Anicka Yi, installation view of Hyundai Commission: In Love With The World, 2021–22. Photo: Will Burrard-Lucas, © Tate 2021

Anicka Yi

London

Tate Modern

Artists have allowed their imaginations to run riot for the prestigious Tate Modern Turbine Hall commission: Ai Weiwei installed millions of porcelain sunflower seeds; Doris Salcedo opened a gigantic crack in the floor; Rachel Whiteread created a mountainous arctic landscape of polyethylene boxes; and Olafur Eliasson created an artificial sun indoors. But Anicka Yi’s In Love With The World (on view through February 6, 2022) marks the first time that anyone has used flying machines in the vast, post-industrial space. Large translucent jellyfish swim through the air, gracefully flapping their tentacles, alongside hairy globular “creatures,” giving visitors the impression of being inside a giant aquarium or a science fiction movie set. It is impossible not to marvel at these floating entities—Yi calls them “aerobes”—programmed using Artificial Life software, which employs biologically inspired processes to give machines perception, motivations, and decision-making tools that allow them to respond independently to changes in their surroundings. Like huge balloons, the helium-filled, kinetic sculptures gently glide through the space, driven by mini-rotors, never colliding with each other, walls, or viewers thanks to sensors around the hall. Occasionally they descend to a walled-off area peopled by technicians with laptops and gadgets, where they are quickly fitted with new batteries and launched back upward.

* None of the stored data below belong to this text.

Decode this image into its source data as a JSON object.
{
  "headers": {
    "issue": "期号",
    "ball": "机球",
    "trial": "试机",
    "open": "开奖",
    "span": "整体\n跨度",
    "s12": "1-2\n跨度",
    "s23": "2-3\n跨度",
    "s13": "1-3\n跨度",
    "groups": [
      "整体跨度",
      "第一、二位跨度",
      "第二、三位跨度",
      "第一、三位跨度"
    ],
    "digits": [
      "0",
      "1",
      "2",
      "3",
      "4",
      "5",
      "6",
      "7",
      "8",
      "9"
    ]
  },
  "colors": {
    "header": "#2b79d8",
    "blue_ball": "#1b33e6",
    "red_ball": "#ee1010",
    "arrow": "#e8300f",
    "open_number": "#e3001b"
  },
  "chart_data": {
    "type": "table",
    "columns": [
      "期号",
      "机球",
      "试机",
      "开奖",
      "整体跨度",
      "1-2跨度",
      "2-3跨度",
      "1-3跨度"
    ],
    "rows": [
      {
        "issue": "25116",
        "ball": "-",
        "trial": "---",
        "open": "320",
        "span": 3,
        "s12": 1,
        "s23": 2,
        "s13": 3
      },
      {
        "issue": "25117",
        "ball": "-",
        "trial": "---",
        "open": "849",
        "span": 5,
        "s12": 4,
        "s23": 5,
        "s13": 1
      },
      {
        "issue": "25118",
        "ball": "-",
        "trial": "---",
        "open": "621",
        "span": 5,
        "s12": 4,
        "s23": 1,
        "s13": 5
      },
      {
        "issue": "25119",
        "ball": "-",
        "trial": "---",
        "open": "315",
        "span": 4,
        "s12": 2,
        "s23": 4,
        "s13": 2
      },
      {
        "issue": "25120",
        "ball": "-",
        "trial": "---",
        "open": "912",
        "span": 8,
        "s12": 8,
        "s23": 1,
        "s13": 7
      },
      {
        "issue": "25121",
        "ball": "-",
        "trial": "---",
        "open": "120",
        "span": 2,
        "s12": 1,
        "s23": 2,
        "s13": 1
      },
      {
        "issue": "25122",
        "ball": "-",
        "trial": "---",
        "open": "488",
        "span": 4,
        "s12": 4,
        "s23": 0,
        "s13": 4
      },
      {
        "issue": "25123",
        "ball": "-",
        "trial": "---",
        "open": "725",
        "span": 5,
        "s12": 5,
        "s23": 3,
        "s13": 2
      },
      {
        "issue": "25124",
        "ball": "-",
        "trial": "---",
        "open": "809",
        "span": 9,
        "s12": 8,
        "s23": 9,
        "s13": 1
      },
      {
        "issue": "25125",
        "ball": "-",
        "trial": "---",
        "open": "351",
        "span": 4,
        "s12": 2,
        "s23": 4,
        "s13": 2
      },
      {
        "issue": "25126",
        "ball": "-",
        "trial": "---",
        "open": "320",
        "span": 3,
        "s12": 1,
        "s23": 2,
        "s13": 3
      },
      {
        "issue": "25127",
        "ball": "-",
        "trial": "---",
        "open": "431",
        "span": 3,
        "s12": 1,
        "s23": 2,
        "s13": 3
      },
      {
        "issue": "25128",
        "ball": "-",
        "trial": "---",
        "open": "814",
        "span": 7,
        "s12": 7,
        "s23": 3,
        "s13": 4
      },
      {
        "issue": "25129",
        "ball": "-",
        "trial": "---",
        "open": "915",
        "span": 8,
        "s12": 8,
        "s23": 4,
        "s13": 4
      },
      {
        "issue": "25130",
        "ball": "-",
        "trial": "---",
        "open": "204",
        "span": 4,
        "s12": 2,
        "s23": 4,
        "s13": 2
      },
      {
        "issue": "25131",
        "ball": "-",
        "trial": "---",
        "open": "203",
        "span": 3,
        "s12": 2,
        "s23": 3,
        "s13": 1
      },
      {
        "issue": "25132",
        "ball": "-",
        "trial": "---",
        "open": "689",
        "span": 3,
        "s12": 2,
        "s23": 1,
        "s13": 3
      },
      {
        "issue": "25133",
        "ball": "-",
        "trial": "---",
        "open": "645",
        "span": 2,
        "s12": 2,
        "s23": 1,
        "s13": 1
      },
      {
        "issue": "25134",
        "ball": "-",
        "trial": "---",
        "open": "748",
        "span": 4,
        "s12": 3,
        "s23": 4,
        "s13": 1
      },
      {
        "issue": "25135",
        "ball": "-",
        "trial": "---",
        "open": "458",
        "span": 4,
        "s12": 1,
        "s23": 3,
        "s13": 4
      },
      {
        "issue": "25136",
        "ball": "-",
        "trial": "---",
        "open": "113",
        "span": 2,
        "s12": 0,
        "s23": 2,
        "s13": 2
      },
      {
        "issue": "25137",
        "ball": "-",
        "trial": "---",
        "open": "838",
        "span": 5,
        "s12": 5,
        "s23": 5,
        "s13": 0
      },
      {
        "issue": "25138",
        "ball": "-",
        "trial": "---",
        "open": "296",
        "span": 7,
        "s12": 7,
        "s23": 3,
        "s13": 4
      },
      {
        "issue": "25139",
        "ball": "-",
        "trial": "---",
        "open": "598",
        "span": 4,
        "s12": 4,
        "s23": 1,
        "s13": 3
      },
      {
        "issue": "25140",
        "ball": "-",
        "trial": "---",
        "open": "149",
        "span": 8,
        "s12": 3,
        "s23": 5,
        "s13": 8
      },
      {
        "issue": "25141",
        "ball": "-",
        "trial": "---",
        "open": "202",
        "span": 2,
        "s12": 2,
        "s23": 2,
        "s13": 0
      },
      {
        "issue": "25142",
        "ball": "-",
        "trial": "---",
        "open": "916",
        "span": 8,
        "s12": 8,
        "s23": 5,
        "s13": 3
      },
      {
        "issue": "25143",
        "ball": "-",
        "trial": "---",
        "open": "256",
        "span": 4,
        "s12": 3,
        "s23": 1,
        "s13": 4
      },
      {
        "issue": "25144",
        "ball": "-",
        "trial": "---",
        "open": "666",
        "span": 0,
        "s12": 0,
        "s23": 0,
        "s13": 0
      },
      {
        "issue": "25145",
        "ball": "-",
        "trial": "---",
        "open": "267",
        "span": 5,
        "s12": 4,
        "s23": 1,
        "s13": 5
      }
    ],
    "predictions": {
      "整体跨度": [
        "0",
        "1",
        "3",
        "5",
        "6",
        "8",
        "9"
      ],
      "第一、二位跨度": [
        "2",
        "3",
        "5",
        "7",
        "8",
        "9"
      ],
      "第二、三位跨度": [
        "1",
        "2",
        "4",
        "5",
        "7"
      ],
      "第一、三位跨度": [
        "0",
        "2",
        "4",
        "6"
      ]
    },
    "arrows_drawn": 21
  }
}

Korean-born Yi is renowned for multidisciplinary, multisensory, collaborative works encompassing cooking, perfumery, biochemistry, and biology and involving the use of myriad weird materials such as tempura-fried flowers, fermented kombucha, and live snails. Her two-part installation Biologizing The Machine, created for the 2019 Venice Biennale, consisted of giant, incandescent kelp cocoons holding fluttering animatronic moths; a separate space was hung with panels containing Venetian soil mixed with an odor-emitting bacteria that transformed according to changes in temperature, light, and water level, all controlled by artificial intelligence. Like Yi’s Tate installation, Biologizing The Machine pondered the possibility of sensory communication one day being established between machines and organic life forms.

In Love With The World also has an olfactory element, though it is less successful than the spectacular visuals. Yi created changing “scentscapes,” tailored to the area’s history. One marine scent apparently relates to the Precambrian period, another to the 20th-century Machine Age, and yet another conjures spices used to ward off the Black Death in the 14th century. The fragrances are so subtle however, that they are all but indiscernible beyond a faintly sweet general aroma. Yi is interested in smell as a sense traditionally associated with the feminine, often neglected at the expense of the supposedly masculine, rational sense of sight. Her concern with the “politics of air” and focus on airborne sculptures and smells has taken on heightened resonance at a time when the issue of how we share the air has become highly charged—ironically, the masks required because of the pandemic diminish the ability to appreciate the work’s scent aspect.

Yi’s installation recalls the ideas of feminist scholar Donna Haraway, whose influential 1985 essay “A Cyborg Manifesto” similarly embraces the dissolution of boundaries between machines and organisms. “A cyborg world might be about lived social and bodily realities in which people are not afraid of their joint kinship with animals and machines,” Haraway writes. Yi’s utopian vision proposes that we might conceive a “new ecosystem” in which machines are entities with which to share knowledge rather than something subjugated to our needs. These ideas run counter to much dystopian science fiction about technology taking over—for instance, the intelligent machine-run world of the Matrix films or Hal 9000, the sentient computer that tries to kill its spaceship crew in the film and novel 2001: A Space Odyssey. By contrast, Yi intends her installation to pose questions about how we might coexist harmoniously with life forms other than human, plant, and animal. Her benign machines act as calming presences in the space, spreading awe and prompting delight at their balletic fluidity. Still, I couldn’t stop a perverse part of me from secretly hoping that one aerobe would turn rogue and shake things up.